O narrador de Tormenta tem a dele; seu coloquialismo burilado, suas pistas falsas e suas explicações elegantes ultrapassam qualquer simplificação de linguagem e de estilo e sugerem, o tempo inteiro, uma participação cada vez maior do leitor. É quando este (atento) atinará para a matiz falsamente solene do romance, notando que o que Fantini quer inversamente construir é, além da denúncia, uma empatia total por suas personagens.

Aliás, os personagens e o cenário de Tormenta são caros a Fantini, que em mais de 40 anos de estrada nunca deixou de retratar toda a grandeza e a baixeza da vida cotidiana, com um interesse e um olhar cuidadoso que é tanto uma defesa dessa realidade quanto uma clara tomada de posição política. E aqui, chegamos à maneira como seu primeiro romance foi publicado.


Admirado por autores consagrados, Fantini decidiu, desde o início, abrir mão do circuito das grandes editoras e dos modismos, optando por publicar seus contos e poemas com editoras menores, para manter controle absoluto sobre aquilo que quer dizer, reafirmando uma ética pessoal e o papel do escritor em uma sociedade cada vez mais excludente.

A edição de O município de Tormenta é o gesto mais radical desse posicionamento. As 81 páginas do romance vêm soltas, atadas por um barbante, e dentro de uma pasta lacrada onde se lê “confidencial”.

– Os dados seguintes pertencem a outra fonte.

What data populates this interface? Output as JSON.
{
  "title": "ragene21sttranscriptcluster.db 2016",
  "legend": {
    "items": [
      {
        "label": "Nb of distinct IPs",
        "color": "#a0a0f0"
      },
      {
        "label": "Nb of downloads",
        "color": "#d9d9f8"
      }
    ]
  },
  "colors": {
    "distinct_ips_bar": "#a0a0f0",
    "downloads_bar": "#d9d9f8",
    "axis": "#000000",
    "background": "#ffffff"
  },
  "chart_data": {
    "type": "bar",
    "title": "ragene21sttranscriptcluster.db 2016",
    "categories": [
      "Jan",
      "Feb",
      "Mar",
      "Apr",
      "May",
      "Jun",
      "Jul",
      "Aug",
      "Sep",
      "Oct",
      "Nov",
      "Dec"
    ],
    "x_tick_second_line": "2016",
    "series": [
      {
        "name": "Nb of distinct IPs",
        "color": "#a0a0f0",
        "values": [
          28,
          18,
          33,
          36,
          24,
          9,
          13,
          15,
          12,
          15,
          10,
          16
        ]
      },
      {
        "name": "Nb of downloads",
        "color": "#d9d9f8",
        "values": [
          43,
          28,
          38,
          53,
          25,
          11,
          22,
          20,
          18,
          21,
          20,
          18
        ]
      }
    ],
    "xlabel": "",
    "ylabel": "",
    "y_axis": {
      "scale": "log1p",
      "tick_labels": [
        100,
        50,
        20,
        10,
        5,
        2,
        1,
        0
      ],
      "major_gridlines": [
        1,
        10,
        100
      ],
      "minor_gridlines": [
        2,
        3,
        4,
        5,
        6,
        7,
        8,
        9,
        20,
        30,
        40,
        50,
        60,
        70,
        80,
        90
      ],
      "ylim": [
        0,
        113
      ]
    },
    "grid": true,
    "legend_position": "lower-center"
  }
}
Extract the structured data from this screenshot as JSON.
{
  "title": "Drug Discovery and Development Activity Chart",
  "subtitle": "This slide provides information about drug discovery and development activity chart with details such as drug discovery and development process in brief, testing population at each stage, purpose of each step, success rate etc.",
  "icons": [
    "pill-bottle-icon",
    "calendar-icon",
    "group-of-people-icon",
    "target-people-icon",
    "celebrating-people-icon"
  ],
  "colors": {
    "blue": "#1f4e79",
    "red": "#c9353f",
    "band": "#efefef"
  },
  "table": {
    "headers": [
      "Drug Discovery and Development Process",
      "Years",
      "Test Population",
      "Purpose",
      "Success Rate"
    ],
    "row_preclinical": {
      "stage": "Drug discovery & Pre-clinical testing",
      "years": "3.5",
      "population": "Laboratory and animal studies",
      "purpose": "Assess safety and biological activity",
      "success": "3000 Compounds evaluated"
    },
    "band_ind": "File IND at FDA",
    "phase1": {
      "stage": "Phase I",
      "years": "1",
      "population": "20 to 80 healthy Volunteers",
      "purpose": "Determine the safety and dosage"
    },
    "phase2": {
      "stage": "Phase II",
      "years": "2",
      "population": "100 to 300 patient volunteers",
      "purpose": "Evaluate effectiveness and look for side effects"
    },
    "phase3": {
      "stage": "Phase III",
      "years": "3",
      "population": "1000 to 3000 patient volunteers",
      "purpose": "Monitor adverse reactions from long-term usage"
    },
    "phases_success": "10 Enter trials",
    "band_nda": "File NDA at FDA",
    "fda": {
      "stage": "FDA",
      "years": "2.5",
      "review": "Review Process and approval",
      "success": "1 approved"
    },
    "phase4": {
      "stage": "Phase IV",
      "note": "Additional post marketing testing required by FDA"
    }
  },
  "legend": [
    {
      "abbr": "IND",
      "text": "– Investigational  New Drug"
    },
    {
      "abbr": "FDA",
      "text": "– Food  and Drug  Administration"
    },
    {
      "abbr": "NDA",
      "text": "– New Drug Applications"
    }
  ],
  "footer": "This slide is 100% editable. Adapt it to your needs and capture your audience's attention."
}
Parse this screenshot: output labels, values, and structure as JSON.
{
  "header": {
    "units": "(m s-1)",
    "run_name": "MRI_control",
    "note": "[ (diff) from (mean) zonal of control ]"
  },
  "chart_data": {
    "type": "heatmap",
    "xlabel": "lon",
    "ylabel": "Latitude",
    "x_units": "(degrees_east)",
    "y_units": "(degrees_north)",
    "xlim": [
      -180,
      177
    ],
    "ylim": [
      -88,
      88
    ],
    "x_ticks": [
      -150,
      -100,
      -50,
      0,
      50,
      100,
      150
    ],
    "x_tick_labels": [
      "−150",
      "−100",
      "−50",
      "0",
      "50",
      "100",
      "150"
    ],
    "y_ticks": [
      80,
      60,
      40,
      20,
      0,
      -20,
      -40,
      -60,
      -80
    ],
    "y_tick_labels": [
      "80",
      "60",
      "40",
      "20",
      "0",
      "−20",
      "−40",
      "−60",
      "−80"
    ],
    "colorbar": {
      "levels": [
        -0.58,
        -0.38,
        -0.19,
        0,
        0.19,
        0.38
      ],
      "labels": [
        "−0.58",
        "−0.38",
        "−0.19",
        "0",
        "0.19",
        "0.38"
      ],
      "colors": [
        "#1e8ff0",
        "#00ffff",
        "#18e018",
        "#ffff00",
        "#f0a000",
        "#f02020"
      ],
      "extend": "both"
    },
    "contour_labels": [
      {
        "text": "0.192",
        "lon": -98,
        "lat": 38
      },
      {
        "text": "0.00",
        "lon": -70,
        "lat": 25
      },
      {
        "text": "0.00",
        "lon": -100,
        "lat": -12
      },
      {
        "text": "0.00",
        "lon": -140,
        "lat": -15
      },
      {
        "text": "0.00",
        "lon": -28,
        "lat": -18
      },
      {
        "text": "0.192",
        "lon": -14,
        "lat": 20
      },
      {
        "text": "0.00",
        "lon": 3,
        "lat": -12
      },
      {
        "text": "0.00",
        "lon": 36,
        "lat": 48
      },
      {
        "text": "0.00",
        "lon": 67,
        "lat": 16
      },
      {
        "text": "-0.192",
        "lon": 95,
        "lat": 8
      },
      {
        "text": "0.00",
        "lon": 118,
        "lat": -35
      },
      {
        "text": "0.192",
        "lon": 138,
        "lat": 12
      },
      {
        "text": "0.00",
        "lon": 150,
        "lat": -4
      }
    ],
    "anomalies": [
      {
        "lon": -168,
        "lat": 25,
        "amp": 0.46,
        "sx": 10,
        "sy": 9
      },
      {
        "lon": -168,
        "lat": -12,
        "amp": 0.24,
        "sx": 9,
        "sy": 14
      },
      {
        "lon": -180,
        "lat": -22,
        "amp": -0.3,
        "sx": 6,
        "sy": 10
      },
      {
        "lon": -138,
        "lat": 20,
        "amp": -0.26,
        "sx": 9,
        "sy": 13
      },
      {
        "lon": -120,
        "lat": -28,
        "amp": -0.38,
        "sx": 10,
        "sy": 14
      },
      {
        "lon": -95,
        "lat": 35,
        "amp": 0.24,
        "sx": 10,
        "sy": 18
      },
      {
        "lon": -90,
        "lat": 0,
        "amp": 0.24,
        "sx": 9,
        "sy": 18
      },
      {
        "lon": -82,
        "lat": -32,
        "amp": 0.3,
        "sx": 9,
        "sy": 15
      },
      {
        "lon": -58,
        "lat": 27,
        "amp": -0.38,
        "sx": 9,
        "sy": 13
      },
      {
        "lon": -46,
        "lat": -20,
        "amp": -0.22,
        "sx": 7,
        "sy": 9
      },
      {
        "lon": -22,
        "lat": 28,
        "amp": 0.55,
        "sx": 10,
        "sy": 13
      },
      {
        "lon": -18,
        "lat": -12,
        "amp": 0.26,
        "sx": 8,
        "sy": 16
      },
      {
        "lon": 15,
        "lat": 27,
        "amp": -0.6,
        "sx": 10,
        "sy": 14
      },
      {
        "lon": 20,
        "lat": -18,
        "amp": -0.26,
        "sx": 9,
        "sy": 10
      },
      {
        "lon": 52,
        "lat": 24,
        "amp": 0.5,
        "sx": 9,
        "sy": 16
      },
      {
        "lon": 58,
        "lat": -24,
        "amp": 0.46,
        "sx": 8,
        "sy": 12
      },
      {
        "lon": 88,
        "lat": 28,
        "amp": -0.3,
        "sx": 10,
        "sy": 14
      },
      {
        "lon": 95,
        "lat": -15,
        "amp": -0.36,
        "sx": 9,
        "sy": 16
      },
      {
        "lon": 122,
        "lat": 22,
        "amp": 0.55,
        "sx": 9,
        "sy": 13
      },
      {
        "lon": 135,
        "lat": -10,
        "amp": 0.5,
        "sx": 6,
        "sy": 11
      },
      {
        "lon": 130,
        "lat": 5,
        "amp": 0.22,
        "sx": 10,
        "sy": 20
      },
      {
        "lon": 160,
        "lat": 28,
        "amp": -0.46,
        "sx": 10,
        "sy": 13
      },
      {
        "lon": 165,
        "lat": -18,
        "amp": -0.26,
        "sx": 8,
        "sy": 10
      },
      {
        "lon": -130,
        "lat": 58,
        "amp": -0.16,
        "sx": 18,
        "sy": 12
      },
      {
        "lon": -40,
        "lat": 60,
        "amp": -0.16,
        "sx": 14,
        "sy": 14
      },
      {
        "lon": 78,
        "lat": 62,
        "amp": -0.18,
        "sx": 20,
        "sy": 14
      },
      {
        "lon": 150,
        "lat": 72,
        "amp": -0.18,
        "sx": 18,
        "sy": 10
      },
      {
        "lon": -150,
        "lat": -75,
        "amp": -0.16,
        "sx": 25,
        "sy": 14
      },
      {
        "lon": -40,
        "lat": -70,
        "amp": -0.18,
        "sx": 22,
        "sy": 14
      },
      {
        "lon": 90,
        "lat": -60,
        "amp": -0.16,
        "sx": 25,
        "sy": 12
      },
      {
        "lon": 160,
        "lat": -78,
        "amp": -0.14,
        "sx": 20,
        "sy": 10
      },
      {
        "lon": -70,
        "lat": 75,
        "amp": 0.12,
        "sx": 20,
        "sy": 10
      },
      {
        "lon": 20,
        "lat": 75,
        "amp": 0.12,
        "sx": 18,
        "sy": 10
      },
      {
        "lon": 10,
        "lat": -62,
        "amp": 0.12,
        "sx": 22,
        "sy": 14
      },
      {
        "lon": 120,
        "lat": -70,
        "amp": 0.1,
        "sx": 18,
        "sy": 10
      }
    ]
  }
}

Nela, além do “manuscrito” (cuja fonte especial imita páginas datilografadas) temos um envelope branco com a apresentação de Bonassi, o recorte de uma matéria de jornal supostamente utilizada para compor os crimes de Tormenta, além de uma folha de caderno, com uma parte do romance escrita a mão. Além disso, uma folha em que Fantini faz seus agradecimentos e coloca os custos da impressão do romance, discriminando sua parte em direitos autorais e o valor total que, dividido pelo número de exemplares, dá o valor exato do exemplar por unidade. Um gesto de recusa e controle totais, além de um claro manifesto ideológico; uma peça rara e originalíssima, escrita e produzida por um dos maiores escritores vivos do Brasil em atividade.


Tadeu Sarmento é escritor, poeta, autor de E se Deus for um de nós (Confraria do Vento, 2016), entre outros.